Rechtliche Beurteilung

[5] 1. Die vom Berufungsgericht in seinem Zulassungsausspruch als erheblich im Sinn von § 502 Abs 1 ZPO erachteten Rechtsfragen sind aus Anlass der von der Klägerin erhobenen Revision nicht zu erörtern.

[6] 2. Mit ihren Ausführungen zur Höhe des ihr von den Vorinstanzen zuerkannten Ersatzbetrags kann die Klägerin im Ergebnis keine im Einzelfall durch den Obersten Gerichtshof aufzugreifende Fehlbeurteilung durch das Berufungsgericht aufzeigen:

[7] 2.1. Der Oberste Gerichtshof hat zu vergleichbaren Sachverhalten bereits wiederholt ausgesprochen, dass die Schadenersatzpflicht nach § 874 ABGB auch dann Platz greift, wenn die arglistige Irreführung nicht durch den Vertragspartner, sondern durch einen Dritten erfolgt ist (10 Ob 31/23s Rz 51; 4 Ob 204/23p Rz 48 ua). Die Vorinstanzen haben das der Beklagten anzulastende Verhalten übereinstimmend als Arglist im Sinn des § 874 ABGB beurteilt.

[8] 2.2. Hält der Getäuschte – wie hier die Klägerin – am Vertrag fest, ist der Schaden gemäß § 874 ABGB aufgrund der relativen Berechnungsmethode (vgl dazu RS0107864; RS0014750) zu ermitteln. Auch bei arglistiger Irreführung durch Dritte wird dadurch schadenersatzrechtlich ein Ergebnis erzielt, das dem einer Vertragsanpassung gleichkommt. Diese Grundsätze wurden in der Rechtsprechung bereits wiederholt auch im Verhältnis zu der auch hier beklagten Motorenherstellerin vertreten (10 Ob 31/23s Rz 55 ff; 2 Ob 139/23i Rz 24; 4 Ob 204/23p Rz 50 ua).

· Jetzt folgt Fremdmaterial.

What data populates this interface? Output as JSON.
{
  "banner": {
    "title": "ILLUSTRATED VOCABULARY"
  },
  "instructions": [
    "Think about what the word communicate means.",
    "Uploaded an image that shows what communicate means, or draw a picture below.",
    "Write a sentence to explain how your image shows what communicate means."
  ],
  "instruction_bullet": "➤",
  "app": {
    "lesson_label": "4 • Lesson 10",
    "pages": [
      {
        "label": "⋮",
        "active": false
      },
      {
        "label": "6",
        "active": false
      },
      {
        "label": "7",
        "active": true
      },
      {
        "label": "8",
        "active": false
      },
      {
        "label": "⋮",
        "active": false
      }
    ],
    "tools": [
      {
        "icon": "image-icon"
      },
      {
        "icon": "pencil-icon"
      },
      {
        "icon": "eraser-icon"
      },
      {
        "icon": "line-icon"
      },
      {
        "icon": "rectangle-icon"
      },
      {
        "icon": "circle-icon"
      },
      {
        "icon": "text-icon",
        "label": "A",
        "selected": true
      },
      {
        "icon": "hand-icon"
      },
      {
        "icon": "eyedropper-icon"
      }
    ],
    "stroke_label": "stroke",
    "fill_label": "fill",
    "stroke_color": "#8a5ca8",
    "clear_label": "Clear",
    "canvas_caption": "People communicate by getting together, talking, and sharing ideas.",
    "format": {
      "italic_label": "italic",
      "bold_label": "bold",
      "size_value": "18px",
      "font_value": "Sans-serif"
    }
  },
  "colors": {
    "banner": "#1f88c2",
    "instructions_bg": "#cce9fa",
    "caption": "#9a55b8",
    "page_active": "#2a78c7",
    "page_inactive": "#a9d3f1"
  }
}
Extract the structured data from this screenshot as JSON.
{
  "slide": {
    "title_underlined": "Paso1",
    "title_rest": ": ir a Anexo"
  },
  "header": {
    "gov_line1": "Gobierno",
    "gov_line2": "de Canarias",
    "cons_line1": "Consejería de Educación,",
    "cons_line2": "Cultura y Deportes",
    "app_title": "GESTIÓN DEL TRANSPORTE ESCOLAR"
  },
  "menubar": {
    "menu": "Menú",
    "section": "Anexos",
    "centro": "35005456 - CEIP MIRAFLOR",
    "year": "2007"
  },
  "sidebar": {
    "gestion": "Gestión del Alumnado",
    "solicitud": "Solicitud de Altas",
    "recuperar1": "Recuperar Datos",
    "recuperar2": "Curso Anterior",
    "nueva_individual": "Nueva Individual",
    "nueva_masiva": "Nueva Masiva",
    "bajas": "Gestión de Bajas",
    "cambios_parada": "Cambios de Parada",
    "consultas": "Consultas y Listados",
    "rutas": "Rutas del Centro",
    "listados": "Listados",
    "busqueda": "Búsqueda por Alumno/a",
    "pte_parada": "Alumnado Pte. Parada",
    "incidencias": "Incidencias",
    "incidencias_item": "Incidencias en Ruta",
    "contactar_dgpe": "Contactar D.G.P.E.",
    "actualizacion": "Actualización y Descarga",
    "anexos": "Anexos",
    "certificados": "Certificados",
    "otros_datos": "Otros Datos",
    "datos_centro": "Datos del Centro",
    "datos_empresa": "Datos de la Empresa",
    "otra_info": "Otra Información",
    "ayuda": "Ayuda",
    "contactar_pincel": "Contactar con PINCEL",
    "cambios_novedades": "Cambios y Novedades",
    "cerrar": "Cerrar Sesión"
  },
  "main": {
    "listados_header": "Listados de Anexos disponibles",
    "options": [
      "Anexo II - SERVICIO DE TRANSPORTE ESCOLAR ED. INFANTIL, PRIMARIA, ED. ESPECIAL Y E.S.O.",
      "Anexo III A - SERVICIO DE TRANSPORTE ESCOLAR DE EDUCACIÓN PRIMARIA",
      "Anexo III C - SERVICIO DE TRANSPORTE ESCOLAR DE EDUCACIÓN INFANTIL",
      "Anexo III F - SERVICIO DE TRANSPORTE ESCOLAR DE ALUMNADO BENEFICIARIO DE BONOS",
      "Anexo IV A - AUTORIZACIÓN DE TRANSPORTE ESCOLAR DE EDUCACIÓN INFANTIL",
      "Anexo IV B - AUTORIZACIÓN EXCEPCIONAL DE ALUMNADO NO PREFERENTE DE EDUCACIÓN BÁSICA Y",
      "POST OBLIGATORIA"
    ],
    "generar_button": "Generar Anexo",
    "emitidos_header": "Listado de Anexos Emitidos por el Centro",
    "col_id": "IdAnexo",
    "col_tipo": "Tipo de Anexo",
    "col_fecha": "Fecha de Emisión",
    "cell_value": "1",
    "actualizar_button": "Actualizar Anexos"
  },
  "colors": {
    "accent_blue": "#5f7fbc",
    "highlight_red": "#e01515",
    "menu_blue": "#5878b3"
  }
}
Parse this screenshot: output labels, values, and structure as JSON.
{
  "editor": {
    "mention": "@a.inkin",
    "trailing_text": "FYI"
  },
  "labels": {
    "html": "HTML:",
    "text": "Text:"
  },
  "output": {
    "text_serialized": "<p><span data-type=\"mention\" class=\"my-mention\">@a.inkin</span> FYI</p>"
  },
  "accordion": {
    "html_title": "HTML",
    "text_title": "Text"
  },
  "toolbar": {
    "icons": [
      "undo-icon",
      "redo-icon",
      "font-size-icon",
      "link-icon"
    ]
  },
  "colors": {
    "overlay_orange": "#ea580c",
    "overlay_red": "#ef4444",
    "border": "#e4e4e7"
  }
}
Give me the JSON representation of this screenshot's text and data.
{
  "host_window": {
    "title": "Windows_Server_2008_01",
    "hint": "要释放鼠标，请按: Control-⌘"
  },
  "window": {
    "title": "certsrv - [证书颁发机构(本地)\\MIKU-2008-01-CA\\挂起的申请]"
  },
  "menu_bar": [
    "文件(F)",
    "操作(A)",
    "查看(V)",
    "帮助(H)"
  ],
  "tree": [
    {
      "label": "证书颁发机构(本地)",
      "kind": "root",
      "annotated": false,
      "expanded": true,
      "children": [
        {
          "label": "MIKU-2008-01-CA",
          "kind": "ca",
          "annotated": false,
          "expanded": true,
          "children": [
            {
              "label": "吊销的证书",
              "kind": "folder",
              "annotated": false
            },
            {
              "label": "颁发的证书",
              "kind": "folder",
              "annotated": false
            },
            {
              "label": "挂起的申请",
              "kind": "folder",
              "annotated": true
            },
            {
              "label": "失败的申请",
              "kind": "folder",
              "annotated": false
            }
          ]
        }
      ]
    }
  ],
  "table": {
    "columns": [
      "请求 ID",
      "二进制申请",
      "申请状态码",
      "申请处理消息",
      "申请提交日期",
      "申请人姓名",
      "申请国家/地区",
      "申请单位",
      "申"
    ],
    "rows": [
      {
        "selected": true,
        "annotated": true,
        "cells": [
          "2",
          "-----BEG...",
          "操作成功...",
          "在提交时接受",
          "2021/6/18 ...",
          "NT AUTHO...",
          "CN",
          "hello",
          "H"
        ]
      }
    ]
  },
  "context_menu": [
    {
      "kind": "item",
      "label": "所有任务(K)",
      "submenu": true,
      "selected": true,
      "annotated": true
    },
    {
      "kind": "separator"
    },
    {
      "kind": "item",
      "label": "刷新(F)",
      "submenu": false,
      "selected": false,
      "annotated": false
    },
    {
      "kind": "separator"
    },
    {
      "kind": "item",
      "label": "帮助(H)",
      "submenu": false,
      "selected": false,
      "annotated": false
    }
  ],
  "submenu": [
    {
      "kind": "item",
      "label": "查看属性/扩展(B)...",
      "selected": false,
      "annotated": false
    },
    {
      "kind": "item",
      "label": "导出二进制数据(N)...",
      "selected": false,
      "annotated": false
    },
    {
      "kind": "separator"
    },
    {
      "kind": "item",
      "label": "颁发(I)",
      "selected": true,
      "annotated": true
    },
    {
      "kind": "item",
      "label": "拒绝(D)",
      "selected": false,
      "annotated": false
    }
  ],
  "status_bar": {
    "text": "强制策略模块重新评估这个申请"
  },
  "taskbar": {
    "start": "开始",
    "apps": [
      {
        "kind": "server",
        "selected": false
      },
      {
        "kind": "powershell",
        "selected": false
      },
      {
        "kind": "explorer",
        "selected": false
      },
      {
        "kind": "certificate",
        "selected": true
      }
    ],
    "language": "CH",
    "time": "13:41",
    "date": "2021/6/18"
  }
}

[9] 2.3. Der getäuschte Käufer hat demnach Anspruch auf Ersatz des Minderwerts, der sich aus dem Verhältnis des vereinbarten zum herabgesetzten Preis im Vergleich zum Verhältnis des Werts der Sache mit und ohne Mangel errechnet. Nach den Feststellungen lag der Wert des von der Klägerin erworbenen Fahrzeugs zum Zeitpunkt des Ankaufs 5 % bis 15 % unter dem von ihr bezahlten Preis. Da die Klägerin auch nicht geltend macht, dass der Wert ihres Fahrzeugs im mängelfreien Zustand bei Kauf nicht dem von ihr bezahlten Preis entsprochen hätte, errechnet sich für ihr Fahrzeug nach der relativen Berechnungsmethode ein Minderwert in einer Bandbreite von 1.015 EUR bis 3.045 EUR. Weshalb zwingend und ausschließlich die festgestellte Obergrenze von 15 % in die Berechnung ihres Ersatzanspruchs einfließen müsste, kann die Klägerin in ihrem Rechtsmittel nicht schlüssig darlegen und ergibt sich auch nicht aus dem Sachverständigengutachten, das insoweit den Feststellungen zugrunde liegt.

[10] 2.4. Damit mag es zwar zutreffen, dass die Vorinstanzen zu Unrecht auf die Schadensermittlung Bezug genommen haben, die der Rechtsprechung bei einer Haftung für eine Schutzgesetzverletzung aufgrund unionsrechtlicher Vorgaben folgt (dazu RS0134498). Im Ergebnis ist es bei dieser Sachlage aber nicht zu beanstanden, dass sie unter Heranziehung der Bestimmung des § 273 Abs 1 ZPO den Ersatzbetrag mit 2.030 EUR und damit innerhalb der Bandbreite der aus den Vorgaben des Sachverständigen nach der relativen Berechnungsmethode resultierenden Werte festgesetzt haben. Eine Mangelhaftigkeit, des Berufungsverfahrens, wie die Klägerin meint, weil sich das Berufungsgericht auf die Bestimmung des § 273 ZPO stützte, ist bei dieser Sachlage im Ergebnis daher nicht zu erkennen.

[11] 2.5. Wenn die Klägerin in ihrem Rechtsmittel auf einen Minderwert des Fahrzeugs von 50 % abzielt, ignoriert sie, dass dieser Wert vom Sachverständigen lediglich für den Fall herangezogen wurde, dass das Fahrzeug im Zeitpunkt des Kaufs über keine gültige EG‑Typengenehmigung verfügt hätte. Dass das der Fall gewesen wäre, behauptet sie zu Recht nicht. Sie kann damit auch insoweit keine Korrekturbedürftigkeit der Entscheidung des Berufungsgerichts aufzeigen.

[12] 3. Einer weiteren Begründung bedarf es nicht (§ 510 Abs 3 ZPO).

[13] 4. Die Kostenentscheidung beruht auf §§ 41, 50 ZPO. DieBeklagtewies auf die Unzulässigkeit der Revision hin und hat damit Anspruch auf Ersatz ihrer darauf entfallenden Kosten.